Voter registration volunteers may be annoying, but they allow students to gain more leverage with today’s politicians.

Yes, they are annoying. You are tired of being asked if you are registered to vote and wouldn’t mind if you were never asked again.

Fortunately for college students, though, they won’t be gone. If they did pack up and quit their campaigns, much of young adults’ political leverage could disappear with them.

Voter registration drives tend to saturate college campuses during election years, and students are more than tired of them by the time registration deadlines come around. The complaining could be put to far better uses. Voter registrations are a gift to college students.

Think of the volunteers as the Salvation Army Santas, only they ask not for donations, but involvement. Your contribution goes not to the faceless needy, but to your own political power. Every time another college-age citizen gets registered and votes, the issues that matter to them become more important.
Politicians know who votes.
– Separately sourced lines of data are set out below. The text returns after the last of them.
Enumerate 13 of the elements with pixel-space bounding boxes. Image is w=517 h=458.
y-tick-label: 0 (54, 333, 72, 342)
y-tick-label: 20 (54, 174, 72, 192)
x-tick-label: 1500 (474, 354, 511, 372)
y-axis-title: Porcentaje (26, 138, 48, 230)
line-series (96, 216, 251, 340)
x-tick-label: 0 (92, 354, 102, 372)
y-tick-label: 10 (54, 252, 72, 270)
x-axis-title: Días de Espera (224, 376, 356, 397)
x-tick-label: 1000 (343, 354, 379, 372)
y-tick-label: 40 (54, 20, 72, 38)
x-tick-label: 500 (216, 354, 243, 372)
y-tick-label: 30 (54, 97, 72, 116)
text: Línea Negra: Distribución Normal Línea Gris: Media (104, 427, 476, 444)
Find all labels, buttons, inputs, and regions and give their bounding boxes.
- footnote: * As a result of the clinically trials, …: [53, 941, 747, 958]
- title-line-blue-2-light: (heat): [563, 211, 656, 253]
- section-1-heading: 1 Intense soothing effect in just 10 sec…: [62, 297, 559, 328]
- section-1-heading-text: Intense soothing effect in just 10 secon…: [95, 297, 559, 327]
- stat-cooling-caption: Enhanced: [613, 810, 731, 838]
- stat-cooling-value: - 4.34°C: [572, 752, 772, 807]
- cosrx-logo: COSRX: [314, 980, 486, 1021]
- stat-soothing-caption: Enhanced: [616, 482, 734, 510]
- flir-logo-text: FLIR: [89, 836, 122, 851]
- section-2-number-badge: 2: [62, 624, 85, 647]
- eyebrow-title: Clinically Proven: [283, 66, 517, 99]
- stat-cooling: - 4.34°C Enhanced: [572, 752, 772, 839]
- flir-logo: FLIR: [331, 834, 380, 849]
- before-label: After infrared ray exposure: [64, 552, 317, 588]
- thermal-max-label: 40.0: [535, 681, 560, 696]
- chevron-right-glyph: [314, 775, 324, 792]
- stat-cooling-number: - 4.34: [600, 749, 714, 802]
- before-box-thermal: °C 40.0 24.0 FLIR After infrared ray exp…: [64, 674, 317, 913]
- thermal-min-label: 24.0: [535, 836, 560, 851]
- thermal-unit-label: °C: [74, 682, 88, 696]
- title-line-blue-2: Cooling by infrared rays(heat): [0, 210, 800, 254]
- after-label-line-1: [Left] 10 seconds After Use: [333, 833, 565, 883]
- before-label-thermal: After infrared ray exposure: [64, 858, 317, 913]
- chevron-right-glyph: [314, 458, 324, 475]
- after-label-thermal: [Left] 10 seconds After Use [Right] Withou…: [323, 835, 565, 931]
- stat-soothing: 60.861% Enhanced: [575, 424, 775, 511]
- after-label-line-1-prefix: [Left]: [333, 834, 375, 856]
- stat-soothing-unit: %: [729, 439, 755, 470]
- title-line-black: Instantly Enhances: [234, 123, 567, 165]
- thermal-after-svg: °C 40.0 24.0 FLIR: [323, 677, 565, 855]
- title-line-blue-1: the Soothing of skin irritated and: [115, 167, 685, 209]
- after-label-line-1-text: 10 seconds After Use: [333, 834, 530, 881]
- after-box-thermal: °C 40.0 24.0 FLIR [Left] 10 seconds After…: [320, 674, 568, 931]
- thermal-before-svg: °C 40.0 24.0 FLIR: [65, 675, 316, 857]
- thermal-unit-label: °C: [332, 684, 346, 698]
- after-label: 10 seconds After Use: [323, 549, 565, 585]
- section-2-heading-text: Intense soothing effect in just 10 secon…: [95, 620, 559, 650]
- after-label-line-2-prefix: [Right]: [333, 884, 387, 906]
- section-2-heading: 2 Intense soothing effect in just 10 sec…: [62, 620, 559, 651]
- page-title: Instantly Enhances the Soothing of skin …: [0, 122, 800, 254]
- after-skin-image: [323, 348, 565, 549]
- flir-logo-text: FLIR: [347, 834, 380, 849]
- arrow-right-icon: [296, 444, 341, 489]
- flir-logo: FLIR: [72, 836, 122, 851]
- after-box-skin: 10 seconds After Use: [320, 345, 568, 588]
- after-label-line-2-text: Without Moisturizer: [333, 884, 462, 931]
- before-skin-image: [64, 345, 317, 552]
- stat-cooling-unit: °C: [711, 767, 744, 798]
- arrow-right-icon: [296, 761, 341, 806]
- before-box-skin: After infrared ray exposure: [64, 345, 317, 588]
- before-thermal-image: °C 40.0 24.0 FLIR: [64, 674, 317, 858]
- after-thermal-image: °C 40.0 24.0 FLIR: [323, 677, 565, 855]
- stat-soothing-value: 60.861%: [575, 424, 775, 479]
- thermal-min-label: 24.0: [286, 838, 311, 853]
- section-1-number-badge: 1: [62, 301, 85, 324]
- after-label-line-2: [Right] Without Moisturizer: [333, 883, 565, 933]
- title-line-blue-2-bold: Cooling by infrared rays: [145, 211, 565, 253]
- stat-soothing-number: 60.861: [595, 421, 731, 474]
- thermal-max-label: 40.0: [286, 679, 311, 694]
That’s why they spend so much time campaigning in retirement homes: because they know that the elderly get out the vote better than most. If students start voting more, politicians will cater to them more.

That means more attention to student loans, to environmentalism, to job markets, in short, to everything that matters to students.

It’s understandable that listening to the same question over and over again gets annoying. But we do it every day when we are watching TV. We are willing to put up with Head On ads so we can watch our shows. The only difference is that the annoying ads you see on TV are put there by people trying to get you to spend your money.

Voter registration people are not trying to get you to spend your money. Instead, they are trying to increase your political leverage.

“Companies send legions of people to stand on sidewalks and hand out samples.  Usually, these products are items where one would have to experience the product in order to know if you liked it or not, e.g., shampoo, shaving cream…” said Eric Eisenstein, a professor of marketing in the Fox School of Business in an e-mail interview.

Being registered to vote – and by extension, voting – is a little like the products Eisenstein talks about. You’re not going to know whether you want to vote until you see what it might do for you.

In other words, probably the best way to get you to be registered to vote is to do just what the registration people are doing – stand on sidewalks asking everyone who goes by if they are registered.

“In areas with significant numbers of unregistered voters who might have some time to stop (and a college campus might be a good example of this), such a tactic might work,” Eisenstein said.
If you don’t want to vote, that’s one thing. Understand, though, the significance of what those people with the annoying questions are doing. They are dragging college-age citizens kicking and screaming into politics.

If voter registration drives are successful and record numbers of youth voters show up on Election Day, politicians and their campaign managers will notice. When they do, more money, time and energy will be spent on finding out what young adults want, and getting it to them.